In order to have a better deal at the forex market and make some profit, it is essential to have an idea, as to why the prices of the currencies change. Let us examine some of the reasons for the change in the prices of the currencies of different countries.
i. Ppp or purchasing power parity – It is one of the most important reasons for the differences in the forex value of the currencies. This is based on the theory that, ideally same goods should cost the same amount in each country.
Even if is not so, it is assumed that the overall goods prices of a particular country are almost equal to the prices of overall goods of anther country. The extra availability of goods would result in the decrease in the prices of a particular product.

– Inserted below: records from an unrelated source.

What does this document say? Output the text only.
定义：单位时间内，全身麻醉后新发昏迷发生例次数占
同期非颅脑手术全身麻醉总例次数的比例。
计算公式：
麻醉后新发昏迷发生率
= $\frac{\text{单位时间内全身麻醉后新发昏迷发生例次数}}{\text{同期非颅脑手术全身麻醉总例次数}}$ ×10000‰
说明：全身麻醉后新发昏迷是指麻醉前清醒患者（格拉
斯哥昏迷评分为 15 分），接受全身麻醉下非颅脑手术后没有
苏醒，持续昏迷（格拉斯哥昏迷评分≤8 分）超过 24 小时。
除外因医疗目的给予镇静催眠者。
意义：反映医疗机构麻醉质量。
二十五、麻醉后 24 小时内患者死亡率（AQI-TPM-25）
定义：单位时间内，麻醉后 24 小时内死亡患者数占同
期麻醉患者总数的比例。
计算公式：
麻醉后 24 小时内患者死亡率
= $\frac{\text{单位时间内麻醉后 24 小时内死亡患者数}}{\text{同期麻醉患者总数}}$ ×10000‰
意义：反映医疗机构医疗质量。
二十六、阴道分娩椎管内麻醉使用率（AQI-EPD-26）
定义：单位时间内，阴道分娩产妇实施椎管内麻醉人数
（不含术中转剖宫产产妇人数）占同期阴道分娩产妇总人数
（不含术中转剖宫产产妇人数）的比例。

The currency of a particular country gets strengthened is not dependent upon the price of a single product, rather it is dependent upon the differences of the prices of all the good or services that are traded between both the countries.
ii. Imbalance in the trade – The magnitude of trade deficit shapes the forex values of the two countries, which is due to the lopsided balance of the foreign exchange reserves. It is simply based on the fact of the supply and demand.
If a particular country has been able to export more of its products then, there is a rise of its foreign exchange reserves.
This availability of foreign exchange reserve with a particular country along with the concomitant lowering of the same in the other country leads to an imbalance and hence to a change in the forex price of their currencies.
iii. Political situations- Both internal as well regional political situation that prevail, play a great role in shaping the forex rate. In earlier days, gold was taken as an exchange means. But that has been replaced by the paper currency and hence the forex market has come into being.
The paper currency as way of transaction gaining support has come into being mainly due to the level of confidence it has been able to repose upon the investors and people.
The individual currency has a value inside the country, which can be forced by the governments to some extent, but outside the country, its value is solely dependent upon its stature in the world market.
Any sort of internal destabilisation in a particular country weakens its currency generally.
iv. Interest rates – The different interest rates prevailing in the different countries, is also a factor that governs the change in the forex rates.
v. Government policies – Every government wants to strengthen its currency values in the forex market as it reflects the health of the economy. They modify their fiscal policies to have a competitive price of their currencies.
These are some of the reasons why the rates of the foreign exchange change with time.